Receipt of Unemployment or Workers' Compensation Insurance Benefits
It is important to discern unemployment benefits from a state unemployment agency from workers' compensation. which is awarded to workers who cannot perform their duties as a result of injury. Unemployment benefits are always taxable, as they are considered a replacement of regular earned income, and should be reported on IRS Form 1040. Workers' compensation is never declarable as income.
Deductions for Businesses and Self-Employed Taxpayers
Self-employed taxpayers and other business entities can deduct business-related insurance premiums of any kind, including health, disability and dental insurance premiums as well as legal and liability coverage. Vehicle insurance can also be deducted, if the taxpayer is elected to report actual expenses and is not taking the standard mileage rate.

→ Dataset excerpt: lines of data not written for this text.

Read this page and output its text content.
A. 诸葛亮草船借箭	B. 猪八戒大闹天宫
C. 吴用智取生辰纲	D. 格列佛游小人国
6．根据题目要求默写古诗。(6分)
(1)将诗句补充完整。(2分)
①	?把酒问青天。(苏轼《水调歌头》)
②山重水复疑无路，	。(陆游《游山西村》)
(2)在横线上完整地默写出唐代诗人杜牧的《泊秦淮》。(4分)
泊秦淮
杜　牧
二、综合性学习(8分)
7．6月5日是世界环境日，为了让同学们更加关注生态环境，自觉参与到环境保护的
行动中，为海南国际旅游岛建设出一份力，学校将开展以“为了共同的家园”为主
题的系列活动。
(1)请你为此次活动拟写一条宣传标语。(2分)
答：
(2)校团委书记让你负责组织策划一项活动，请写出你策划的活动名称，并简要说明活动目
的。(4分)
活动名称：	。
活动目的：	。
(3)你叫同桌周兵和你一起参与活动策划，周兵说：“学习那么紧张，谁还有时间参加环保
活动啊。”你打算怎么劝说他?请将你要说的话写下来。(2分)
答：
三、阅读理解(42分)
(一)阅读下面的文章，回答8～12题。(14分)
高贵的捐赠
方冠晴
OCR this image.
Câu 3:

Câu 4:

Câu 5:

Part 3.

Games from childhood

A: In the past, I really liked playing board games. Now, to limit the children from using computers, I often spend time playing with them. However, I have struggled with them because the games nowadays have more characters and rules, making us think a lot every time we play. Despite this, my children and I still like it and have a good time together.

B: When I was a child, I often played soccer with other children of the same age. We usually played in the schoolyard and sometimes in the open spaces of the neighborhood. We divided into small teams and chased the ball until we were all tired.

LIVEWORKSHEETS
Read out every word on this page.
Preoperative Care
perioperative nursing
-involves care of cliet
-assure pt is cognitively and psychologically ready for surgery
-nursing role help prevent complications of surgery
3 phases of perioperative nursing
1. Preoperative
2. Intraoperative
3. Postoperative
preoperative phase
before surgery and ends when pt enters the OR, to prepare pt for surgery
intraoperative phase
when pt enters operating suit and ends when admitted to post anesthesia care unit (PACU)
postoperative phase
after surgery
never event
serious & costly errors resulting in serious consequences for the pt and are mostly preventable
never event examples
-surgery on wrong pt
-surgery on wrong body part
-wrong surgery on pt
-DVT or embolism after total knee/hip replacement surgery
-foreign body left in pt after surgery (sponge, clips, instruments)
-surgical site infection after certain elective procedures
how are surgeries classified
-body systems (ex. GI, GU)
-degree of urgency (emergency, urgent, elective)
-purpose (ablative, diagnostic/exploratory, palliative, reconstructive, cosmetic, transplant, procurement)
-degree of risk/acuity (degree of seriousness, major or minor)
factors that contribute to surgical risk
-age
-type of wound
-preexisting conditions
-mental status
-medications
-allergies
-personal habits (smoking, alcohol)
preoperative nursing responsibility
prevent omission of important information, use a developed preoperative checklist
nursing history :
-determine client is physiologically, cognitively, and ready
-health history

Life insurance premiums are deductible as a business-related expense, and the death benefit is generally tax-free for individual policy owners. Although death benefits for business-related beneficiaries are often tax-free as well, there are certain situations in which the death benefit for corporate-owned life insurance can be taxable. However, employers offering group-term life coverage to employees can deduct the first $50,000 of premiums that they pay, and amounts up to this limit are not counted as income to the employees. Life insurance premiums can also often be deducted for most types of non-qualified plans. such as deferred compensation or executive bonuses. Usually, the premiums are considered compensation for key executives under the rules of these plans. However, in some cases the deduction cannot be taken until the employee constructively receives the benefit.